How will you use the skills you have learnt after Code First?
The skills I’ve learned will be beneficial to any job I undertake in the future, whether it’s starting on a graduate programme or founding a tech start up. Every modern company uses technology to a certain extent: having coding skills means that I’ll be able to use technology effectively and potentially offer solutions to help the organisations I work in to grow.
What has been the most useful part of Code First?
The most useful part of Code First has been learning a new skill amongst a group of incredibly intelligent and driven people. Not only is everyone more than happy to discuss coding queries but also I’m sure that these ladies will form an incredibly useful network in the future. Particularly if I chose to enter the world of tech start ups.

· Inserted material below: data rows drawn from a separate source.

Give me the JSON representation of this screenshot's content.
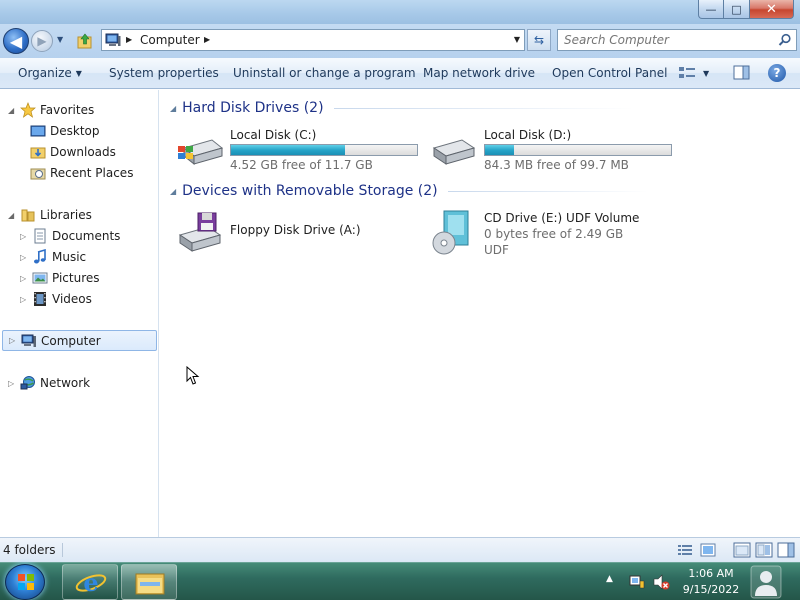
{
  "window": {
    "caption_min": "—",
    "caption_max": "□",
    "caption_close": "✕"
  },
  "address": {
    "crumb": "Computer",
    "search_placeholder": "Search Computer"
  },
  "toolbar": {
    "organize": "Organize",
    "system_properties": "System properties",
    "uninstall": "Uninstall or change a program",
    "map_network": "Map network drive",
    "open_control_panel": "Open Control Panel",
    "help": "?"
  },
  "nav": {
    "favorites": "Favorites",
    "desktop": "Desktop",
    "downloads": "Downloads",
    "recent_places": "Recent Places",
    "libraries": "Libraries",
    "documents": "Documents",
    "music": "Music",
    "pictures": "Pictures",
    "videos": "Videos",
    "computer": "Computer",
    "network": "Network"
  },
  "content": {
    "hard_disk_header": "Hard Disk Drives (2)",
    "removable_header": "Devices with Removable Storage (2)",
    "drives": [
      {
        "name": "Local Disk (C:)",
        "free_text": "4.52 GB free of 11.7 GB",
        "used_fraction": 0.614
      },
      {
        "name": "Local Disk (D:)",
        "free_text": "84.3 MB free of 99.7 MB",
        "used_fraction": 0.155
      }
    ],
    "removable": [
      {
        "name": "Floppy Disk Drive (A:)"
      },
      {
        "name": "CD Drive (E:) UDF Volume",
        "line2": "0 bytes free of 2.49 GB",
        "line3": "UDF"
      }
    ]
  },
  "status": {
    "count": "4 folders"
  },
  "taskbar": {
    "time": "1:06 AM",
    "date": "9/15/2022"
  },
  "colors": {
    "accent_header": "#1e3287",
    "bar_fill": "#27a5c9",
    "selection": "#dbeafc"
  }
}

What would you tell a person who is about to start learning to code?
You get out as much as you put in. You’re not going to learn to be a pro-coder over night, but if you put in a decent amount of time you can get far very quickly, and there are so many free resources available online to help you get there. Codeacademy courses are great and nothing beats Google in solving those annoying little problems. I found the Developer tools (on a Mac) particularly useful. They’re a great way to look around your favourite website in html so give them a try if you’re looking for inspiration.